L’approccio italiano, che mira a potenziare la contrattazione collettiva e a contrastare il lavoro sommerso e sottopagato.
Dopo un lungo dibattito che ha coinvolto forze sociali, politica e istituzioni europee, il Parlamento italiano ha dato il via libera definitivo alla legge delega sul salario minimo.
Questa nuova normativa, allineata alla direttiva UE 2022/2041, rappresenta un cambiamento significativo nelle politiche salariali italiane, pur senza introdurre un valore fisso come inizialmente previsto.
La nuova strategia italiana sul salario minimo
La legge delega approvata il 23 settembre 2025 non stabilisce un salario minimo legale fisso, ad esempio i 9 euro lordi l’ora originariamente proposti, ma affida al Governo il compito di definire, attraverso appositi decreti legislativi, le retribuzioni minime adeguate per ogni categoria di lavoratori.
Questi decreti dovranno essere emanati entro i prossimi mesi e dovranno tenere conto delle indicazioni europee, che puntano a garantire un tenore di vita dignitoso e a contrastare la povertà lavorativa.
Il cuore dell’intervento è il rafforzamento del ruolo della contrattazione collettiva nazionale. In particolare, i decreti dovranno individuare per ogni categoria i contratti collettivi maggiormente diffusi e prevedere che il trattamento minimo previsto da tali contratti costituisca la base retributiva imprescindibile per i lavoratori della stessa categoria.
Questa scelta riflette la volontà di valorizzare la contrattazione tra le parti sociali come strumento principale per stabilire salari equi, piuttosto che fissare un importo minimo unificato per legge.
Estensione della tutela e contrasto al lavoro sottopagato
Un aspetto rilevante della normativa riguarda la disciplina dei contratti di appalto e subappalto, settore tradizionalmente a rischio di retribuzioni inferiori agli standard.
Le imprese affidatarie dovranno garantire ai lavoratori un trattamento retributivo almeno pari a quello previsto dai contratti collettivi nazionali più rappresentativi nel settore di riferimento, indipendentemente dall’ambito o dal comparto.
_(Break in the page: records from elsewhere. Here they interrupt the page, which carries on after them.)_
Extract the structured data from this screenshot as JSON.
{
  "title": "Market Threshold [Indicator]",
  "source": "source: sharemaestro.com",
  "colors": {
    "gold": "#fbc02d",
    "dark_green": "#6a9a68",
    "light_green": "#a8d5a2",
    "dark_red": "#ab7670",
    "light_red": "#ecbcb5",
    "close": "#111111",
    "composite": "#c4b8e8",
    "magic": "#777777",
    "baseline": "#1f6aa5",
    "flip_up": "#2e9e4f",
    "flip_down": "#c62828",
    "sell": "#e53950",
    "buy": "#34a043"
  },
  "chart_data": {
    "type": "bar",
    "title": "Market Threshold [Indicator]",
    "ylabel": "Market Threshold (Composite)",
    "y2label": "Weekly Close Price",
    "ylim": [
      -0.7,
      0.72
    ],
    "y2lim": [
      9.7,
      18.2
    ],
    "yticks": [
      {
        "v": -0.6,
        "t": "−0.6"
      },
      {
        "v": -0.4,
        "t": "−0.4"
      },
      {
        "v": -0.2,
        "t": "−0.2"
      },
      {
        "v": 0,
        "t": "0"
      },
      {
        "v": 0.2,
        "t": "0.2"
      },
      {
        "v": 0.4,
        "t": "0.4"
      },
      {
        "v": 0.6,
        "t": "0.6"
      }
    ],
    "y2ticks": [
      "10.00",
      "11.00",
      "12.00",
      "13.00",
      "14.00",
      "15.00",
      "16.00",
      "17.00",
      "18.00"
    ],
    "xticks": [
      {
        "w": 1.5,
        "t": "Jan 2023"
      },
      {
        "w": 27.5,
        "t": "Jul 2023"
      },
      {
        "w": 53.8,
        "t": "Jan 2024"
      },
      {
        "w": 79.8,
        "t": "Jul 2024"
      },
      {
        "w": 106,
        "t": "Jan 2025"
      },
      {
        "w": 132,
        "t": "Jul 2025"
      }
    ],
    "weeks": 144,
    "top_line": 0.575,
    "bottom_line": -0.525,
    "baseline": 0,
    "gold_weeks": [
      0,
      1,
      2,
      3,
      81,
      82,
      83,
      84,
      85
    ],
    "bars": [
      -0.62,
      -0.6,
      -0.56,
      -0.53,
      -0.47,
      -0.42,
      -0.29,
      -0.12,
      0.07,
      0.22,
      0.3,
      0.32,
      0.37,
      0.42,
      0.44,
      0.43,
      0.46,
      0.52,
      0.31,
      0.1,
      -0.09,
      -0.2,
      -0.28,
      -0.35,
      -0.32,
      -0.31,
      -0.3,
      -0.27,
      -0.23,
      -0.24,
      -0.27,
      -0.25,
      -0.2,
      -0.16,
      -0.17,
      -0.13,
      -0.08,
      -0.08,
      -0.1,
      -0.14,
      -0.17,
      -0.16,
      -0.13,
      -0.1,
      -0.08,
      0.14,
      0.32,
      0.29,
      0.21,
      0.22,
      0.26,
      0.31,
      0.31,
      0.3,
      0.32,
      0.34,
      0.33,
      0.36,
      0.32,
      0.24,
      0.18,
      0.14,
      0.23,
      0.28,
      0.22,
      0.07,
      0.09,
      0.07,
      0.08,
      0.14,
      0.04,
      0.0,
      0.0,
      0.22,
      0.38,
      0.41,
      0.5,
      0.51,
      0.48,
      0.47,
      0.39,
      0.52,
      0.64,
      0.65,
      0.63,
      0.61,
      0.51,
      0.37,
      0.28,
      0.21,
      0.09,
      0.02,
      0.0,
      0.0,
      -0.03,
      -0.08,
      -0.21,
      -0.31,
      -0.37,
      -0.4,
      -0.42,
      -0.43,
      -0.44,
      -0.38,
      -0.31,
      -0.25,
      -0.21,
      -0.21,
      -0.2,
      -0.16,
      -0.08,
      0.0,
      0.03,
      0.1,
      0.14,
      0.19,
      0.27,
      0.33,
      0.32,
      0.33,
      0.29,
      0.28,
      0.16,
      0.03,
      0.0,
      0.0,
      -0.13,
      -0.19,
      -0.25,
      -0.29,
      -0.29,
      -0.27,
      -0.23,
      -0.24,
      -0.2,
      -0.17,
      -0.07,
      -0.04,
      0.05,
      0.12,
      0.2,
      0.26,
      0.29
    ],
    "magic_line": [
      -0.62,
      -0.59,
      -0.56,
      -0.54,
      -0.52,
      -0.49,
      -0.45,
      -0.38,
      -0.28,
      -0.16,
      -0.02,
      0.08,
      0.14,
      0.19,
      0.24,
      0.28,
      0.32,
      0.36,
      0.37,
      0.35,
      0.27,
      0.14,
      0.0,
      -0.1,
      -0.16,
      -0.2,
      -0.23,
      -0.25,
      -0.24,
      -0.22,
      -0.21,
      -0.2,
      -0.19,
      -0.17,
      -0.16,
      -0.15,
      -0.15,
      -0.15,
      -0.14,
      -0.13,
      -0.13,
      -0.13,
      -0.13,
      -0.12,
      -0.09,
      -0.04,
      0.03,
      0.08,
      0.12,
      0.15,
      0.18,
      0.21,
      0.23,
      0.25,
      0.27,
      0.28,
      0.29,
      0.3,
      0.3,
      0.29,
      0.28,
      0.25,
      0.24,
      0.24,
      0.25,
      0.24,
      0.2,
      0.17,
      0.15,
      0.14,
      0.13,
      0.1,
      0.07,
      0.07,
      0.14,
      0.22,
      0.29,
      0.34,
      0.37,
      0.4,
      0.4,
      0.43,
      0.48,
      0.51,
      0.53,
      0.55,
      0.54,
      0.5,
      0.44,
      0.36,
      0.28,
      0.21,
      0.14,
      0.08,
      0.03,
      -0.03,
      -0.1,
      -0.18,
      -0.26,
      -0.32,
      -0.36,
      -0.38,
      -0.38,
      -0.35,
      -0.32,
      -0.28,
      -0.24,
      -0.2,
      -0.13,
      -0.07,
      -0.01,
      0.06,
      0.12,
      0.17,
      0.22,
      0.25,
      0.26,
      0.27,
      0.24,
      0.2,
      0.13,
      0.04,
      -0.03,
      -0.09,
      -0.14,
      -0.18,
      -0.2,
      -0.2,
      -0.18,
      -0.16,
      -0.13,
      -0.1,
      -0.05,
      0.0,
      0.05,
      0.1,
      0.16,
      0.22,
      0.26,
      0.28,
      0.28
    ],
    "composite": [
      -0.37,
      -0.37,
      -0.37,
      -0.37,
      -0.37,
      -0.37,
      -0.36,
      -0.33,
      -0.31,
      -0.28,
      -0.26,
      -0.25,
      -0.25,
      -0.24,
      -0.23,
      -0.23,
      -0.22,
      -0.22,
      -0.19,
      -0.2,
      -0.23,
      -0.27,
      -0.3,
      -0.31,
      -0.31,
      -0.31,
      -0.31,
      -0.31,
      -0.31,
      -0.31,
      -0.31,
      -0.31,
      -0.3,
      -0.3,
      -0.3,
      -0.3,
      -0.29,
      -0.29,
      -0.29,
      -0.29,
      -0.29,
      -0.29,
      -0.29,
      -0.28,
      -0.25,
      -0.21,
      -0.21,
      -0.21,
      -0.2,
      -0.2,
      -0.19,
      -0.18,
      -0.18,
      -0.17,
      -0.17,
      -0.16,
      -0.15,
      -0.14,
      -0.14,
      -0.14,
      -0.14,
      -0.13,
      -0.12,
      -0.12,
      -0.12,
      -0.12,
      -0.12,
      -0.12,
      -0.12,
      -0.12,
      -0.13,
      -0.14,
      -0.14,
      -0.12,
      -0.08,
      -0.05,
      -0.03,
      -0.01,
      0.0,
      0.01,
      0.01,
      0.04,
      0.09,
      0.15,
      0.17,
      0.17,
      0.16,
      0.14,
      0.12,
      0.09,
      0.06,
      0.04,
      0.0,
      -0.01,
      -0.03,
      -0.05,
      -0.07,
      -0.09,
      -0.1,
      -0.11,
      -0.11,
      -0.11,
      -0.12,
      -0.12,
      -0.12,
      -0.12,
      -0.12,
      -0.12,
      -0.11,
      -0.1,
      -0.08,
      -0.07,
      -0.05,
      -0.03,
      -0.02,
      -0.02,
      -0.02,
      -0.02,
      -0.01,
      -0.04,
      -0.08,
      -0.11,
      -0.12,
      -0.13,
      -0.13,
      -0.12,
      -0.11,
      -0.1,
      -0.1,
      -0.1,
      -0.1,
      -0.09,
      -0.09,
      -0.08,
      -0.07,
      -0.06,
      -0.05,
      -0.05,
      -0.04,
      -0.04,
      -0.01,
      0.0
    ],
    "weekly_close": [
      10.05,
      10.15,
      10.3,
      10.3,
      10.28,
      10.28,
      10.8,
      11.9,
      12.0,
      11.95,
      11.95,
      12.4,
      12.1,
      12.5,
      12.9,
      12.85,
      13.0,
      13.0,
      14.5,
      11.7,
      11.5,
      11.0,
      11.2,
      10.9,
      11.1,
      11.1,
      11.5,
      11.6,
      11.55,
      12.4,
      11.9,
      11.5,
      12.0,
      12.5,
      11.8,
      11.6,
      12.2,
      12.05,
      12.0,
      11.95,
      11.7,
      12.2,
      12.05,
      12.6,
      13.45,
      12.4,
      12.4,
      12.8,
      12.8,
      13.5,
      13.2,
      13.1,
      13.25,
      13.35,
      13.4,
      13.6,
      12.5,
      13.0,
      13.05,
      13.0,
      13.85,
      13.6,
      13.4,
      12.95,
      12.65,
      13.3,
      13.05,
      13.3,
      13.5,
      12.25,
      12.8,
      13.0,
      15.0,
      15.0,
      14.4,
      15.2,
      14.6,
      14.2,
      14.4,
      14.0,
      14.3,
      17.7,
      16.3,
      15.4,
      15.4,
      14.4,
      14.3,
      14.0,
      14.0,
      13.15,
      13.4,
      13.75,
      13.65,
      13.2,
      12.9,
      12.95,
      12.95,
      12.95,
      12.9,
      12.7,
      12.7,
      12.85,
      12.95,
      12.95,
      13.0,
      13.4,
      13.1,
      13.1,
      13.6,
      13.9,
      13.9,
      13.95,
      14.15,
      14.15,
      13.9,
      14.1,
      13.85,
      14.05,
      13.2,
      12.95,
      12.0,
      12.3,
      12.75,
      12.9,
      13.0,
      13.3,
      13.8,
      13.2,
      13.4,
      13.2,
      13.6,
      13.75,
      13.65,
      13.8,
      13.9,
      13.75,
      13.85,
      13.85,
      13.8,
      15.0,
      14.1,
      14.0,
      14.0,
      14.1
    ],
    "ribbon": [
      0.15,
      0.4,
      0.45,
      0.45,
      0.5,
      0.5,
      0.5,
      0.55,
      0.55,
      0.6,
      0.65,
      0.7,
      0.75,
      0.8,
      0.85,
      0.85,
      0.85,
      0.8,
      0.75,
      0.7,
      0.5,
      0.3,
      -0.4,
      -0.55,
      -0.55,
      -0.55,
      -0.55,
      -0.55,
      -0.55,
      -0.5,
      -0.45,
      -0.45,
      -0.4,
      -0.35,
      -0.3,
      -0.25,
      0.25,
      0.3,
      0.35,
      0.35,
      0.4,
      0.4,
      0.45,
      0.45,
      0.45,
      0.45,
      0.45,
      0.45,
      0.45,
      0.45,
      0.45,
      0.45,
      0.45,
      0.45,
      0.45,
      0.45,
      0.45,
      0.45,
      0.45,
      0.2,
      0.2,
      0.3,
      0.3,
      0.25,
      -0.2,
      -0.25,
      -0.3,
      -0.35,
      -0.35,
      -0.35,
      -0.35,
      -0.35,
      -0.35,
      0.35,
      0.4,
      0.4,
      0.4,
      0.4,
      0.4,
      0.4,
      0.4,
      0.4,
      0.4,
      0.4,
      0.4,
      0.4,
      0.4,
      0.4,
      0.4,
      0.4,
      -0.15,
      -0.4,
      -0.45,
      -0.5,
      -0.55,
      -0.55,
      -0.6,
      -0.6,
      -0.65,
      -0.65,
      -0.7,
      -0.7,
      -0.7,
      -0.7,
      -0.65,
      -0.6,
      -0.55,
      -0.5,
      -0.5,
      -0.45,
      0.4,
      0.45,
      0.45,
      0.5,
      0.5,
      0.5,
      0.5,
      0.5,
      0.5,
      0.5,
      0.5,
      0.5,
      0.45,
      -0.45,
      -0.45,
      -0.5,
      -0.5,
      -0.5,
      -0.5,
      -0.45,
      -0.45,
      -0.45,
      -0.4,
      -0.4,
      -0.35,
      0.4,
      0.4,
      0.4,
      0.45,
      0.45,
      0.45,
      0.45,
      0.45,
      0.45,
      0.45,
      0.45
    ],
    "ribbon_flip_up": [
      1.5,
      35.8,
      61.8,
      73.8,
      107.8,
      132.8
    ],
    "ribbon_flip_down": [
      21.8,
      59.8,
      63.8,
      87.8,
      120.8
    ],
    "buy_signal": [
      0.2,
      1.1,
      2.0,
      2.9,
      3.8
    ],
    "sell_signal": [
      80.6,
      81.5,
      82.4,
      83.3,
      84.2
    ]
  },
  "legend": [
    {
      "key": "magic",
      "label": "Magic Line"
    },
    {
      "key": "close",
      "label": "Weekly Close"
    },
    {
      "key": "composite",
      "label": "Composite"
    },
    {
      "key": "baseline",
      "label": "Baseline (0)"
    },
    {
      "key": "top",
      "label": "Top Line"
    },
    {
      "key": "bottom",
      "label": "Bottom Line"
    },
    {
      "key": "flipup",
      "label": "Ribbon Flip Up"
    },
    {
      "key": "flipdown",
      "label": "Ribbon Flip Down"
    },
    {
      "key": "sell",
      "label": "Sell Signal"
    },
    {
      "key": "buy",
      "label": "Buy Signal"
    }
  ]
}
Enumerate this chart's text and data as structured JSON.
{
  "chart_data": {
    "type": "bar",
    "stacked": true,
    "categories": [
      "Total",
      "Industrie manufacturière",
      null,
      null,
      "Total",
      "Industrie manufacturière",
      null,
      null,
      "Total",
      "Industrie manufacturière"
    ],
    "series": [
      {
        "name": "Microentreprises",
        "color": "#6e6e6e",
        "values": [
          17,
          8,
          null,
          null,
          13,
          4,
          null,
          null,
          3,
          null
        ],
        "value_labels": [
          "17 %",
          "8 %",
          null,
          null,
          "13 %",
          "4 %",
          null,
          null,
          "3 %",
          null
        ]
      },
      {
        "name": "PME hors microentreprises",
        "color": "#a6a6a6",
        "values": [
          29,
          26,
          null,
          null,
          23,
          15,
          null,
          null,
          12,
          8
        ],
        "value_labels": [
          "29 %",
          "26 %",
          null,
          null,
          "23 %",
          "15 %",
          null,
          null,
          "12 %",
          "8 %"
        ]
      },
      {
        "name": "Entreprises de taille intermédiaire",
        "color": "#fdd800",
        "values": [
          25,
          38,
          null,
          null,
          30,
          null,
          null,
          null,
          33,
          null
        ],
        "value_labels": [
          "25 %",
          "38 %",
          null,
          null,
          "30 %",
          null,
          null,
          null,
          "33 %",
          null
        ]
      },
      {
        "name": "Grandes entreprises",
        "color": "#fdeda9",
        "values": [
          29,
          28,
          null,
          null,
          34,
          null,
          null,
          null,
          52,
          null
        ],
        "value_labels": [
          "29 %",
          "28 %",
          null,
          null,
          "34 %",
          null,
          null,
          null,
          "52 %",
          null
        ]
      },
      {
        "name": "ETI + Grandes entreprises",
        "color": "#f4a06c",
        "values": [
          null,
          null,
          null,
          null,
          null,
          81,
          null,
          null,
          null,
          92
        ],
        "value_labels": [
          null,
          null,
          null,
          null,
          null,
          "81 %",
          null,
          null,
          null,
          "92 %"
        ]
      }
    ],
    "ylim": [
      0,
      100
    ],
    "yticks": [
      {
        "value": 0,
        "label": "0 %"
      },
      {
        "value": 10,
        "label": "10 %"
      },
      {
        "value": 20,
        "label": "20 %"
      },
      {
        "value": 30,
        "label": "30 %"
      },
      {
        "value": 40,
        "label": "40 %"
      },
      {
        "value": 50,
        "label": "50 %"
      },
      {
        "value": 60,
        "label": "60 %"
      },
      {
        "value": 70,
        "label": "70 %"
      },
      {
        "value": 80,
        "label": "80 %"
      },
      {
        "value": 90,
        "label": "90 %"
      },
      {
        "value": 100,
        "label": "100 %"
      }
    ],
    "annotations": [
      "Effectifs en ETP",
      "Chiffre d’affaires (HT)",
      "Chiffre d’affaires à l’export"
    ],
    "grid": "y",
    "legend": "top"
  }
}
Per i lavoratori non coperti da alcun contratto collettivo, la legge prevede l’applicazione del contratto più simile alla loro categoria, estendendo così la tutela salariale anche a chi oggi opera in condizioni meno regolamentate.
Accanto a questo, si promuoveranno meccanismi volti ad incentivare la crescita della contrattazione integrativa, con l’obiettivo di renderla più flessibile e capace di rispondere alle variazioni del costo della vita.
Coinvolgimento dei lavoratori e novità sulla partecipazione agli utili
La legge delega introduce anche una novità importante sul fronte della partecipazione dei lavoratori alla vita aziendale. I futuri decreti dovranno infatti regolamentare forme di coinvolgimento diretto dei dipendenti nella gestione delle imprese e nella distribuzione dei profitti, in linea con quanto previsto dalla legge n. 76/2025.
Questo rappresenta un passo avanti verso modelli di lavoro più partecipativi e inclusivi, che favoriscano una maggiore equità nella condivisione dei risultati aziendali.
Il quadro europeo e il modello italiano
L’Italia si inserisce così in un contesto europeo in cui 21 Stati membri hanno già adottato un salario minimo legale, mentre altri sei, tra cui l’Italia, si affidano tradizionalmente alla contrattazione collettiva per tutelare i salari.
La direttiva UE del 2022 ha imposto regole stringenti per aggiornare e adeguare questi minimi, basandosi su criteri quali il potere d’acquisto, la distribuzione salariale, la produttività e l’andamento dei salari nazionali.